The prosecutor's office said that because the family said it would not seek the return of the gun, that provision was not taken.

The prosecutor's office then looked to see if the suspect could be deemed a dangerous person. The office said it was a single incident, the individual was in the hospital for only a matter of hours before being released and that no medicine was prescribed. 

Due to those factors, the prosecutor's office did not move forward with the red flag law to deem the suspect as dangerous.

"What we're required to document and demonstrate is that we needed to establish that propensity [for violence] and this individual was taken and treated by medical professionals and he was cut loose. They didn't do so much as prescribe him any additional medication after he walked out of there...or any medication," Mears said. "So we're left with a situation where, we have one incident, he was treated by mental health professionals, they didn't civilly commit him, they didn't prescribe him any additional medication and he was cut loose. And so for us, the risk is, if we move forward with that proceeding and we lose, guess what happens? That firearm goes right back to that person." 

If it had been filed and the court finds probable cause, within 14 days of the seizure, the court must hold a hearing. The hearing would then determine whether the firearms will be seized or retained and the prosecutor's office represents the state at this hearing.

"We would have liked the opportunity to subpoena the medical records," Mears said. "Get a search warrant for his medical records and make that determination. But we're dealing with a 14-day time limit and we didn't have the time to do that."

Prosecutor Mears said that because the state only has 14 days to move forward with a court filing, it limits their access to medical records and mental health records, especially when in Indiana entities have 30 days to respond to a subpoena for records. Mears said that severely limits what they are able to do.

When asked about the red flag law working at keeping guns away from dangerous individuals, Mears said, "I think this case shows the limitations."

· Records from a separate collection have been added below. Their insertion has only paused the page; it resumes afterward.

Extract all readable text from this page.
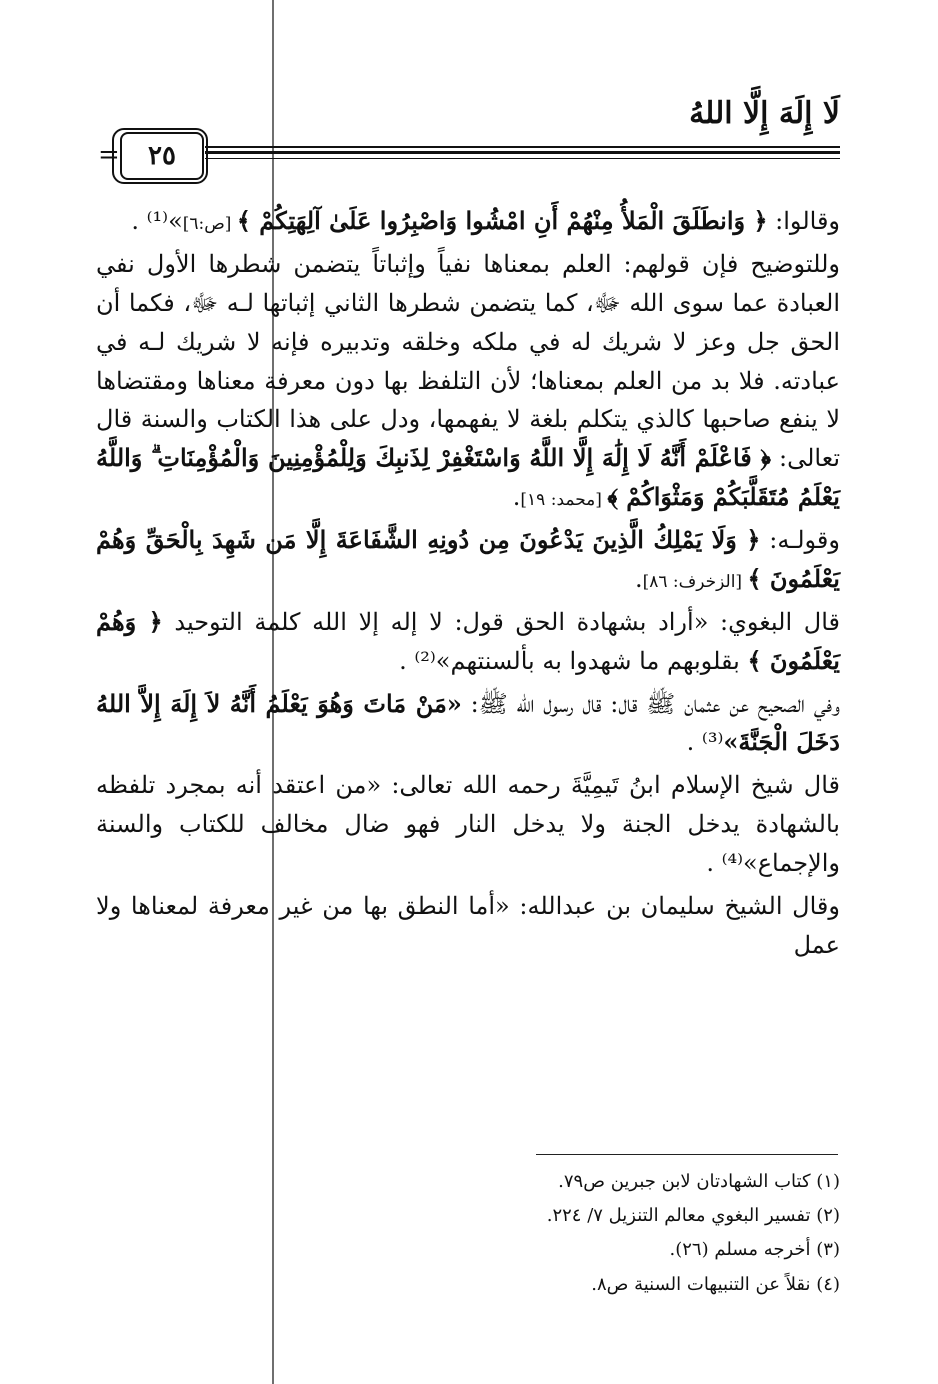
لَا إِلَهَ إِلَّا اللهُ
=	٢٥

وقالوا: ﴿ وَانطَلَقَ الْمَلأُ مِنْهُمْ أَنِ امْشُوا وَاصْبِرُوا عَلَىٰ آلِهَتِكُمْ ﴾ [ص:٦]»⁽¹⁾ .

وللتوضيح فإن قولهم: العلم بمعناها نفياً وإثباتاً يتضمن شطرها الأول نفي العبادة عما سوى الله ﷻ، كما يتضمن شطرها الثاني إثباتها لـه ﷻ، فكما أن الحق جل وعز لا شريك له في ملكه وخلقه وتدبيره فإنه لا شريك لـه في عبادته. فلا بد من العلم بمعناها؛ لأن التلفظ بها دون معرفة معناها ومقتضاها لا ينفع صاحبها كالذي يتكلم بلغة لا يفهمها، ودل على هذا الكتاب والسنة قال تعالى: ﴿ فَاعْلَمْ أَنَّهُ لَا إِلَٰهَ إِلَّا اللَّهُ وَاسْتَغْفِرْ لِذَنبِكَ وَلِلْمُؤْمِنِينَ وَالْمُؤْمِنَاتِ ۗ وَاللَّهُ يَعْلَمُ مُتَقَلَّبَكُمْ وَمَثْوَاكُمْ ﴾ [محمد: ١٩].

وقولـه: ﴿ وَلَا يَمْلِكُ الَّذِينَ يَدْعُونَ مِن دُونِهِ الشَّفَاعَةَ إِلَّا مَن شَهِدَ بِالْحَقِّ وَهُمْ يَعْلَمُونَ ﴾ [الزخرف: ٨٦].

قال البغوي: «أراد بشهادة الحق قول: لا إله إلا الله كلمة التوحيد ﴿ وَهُمْ يَعْلَمُونَ ﴾ بقلوبهم ما شهدوا به بألسنتهم»⁽²⁾ .

وفي الصحيح عن عثمان ﷺ قال: قال رسول الله ﷺ: «مَنْ مَاتَ وَهُوَ يَعْلَمُ أَنَّهُ لاَ إِلَهَ إِلاَّ اللهُ دَخَلَ الْجَنَّةَ»⁽³⁾ .

قال شيخ الإسلام ابنُ تَيمِيَّةَ رحمه الله تعالى: «من اعتقد أنه بمجرد تلفظه بالشهادة يدخل الجنة ولا يدخل النار فهو ضال مخالف للكتاب والسنة والإجماع»⁽⁴⁾ .

وقال الشيخ سليمان بن عبدالله: «أما النطق بها من غير معرفة لمعناها ولا عمل

(١) كتاب الشهادتان لابن جبرين ص٧٩.
(٢) تفسير البغوي معالم التنزيل ٧/ ٢٢٤.
(٣) أخرجه مسلم (٢٦).
(٤) نقلاً عن التنبيهات السنية ص٨.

If the court finds the person is “dangerous”:

  • Shall order the law enforcement agency to retain the firearms;
  • Shall order the suspension of the individual’s license to carry handgun, if he or she has one;
  • Shall enjoin the individual from renting, receiving transfer of, owning, or possessing firearms; and
  • Determine whether the individual should be referred to further proceedings to consider an involuntary detention or commitment under IC 12-26-6-2(a)(2)(B).

If the court orders the firearms held, a person can file a petition after 180 days seeking a finding that they are no longer dangerous:

  • If not later than one (1) year, individual must prove by a preponderance that he or she is no longer dangerous.
  • If later than one (1) year, state must prove by clear and convincing evidence the individual is still dangerous.

Without the red flag law being use, the FedEx suspect was able to purchase a rifle legally in July of 2020 and then another rifle in September of 2020.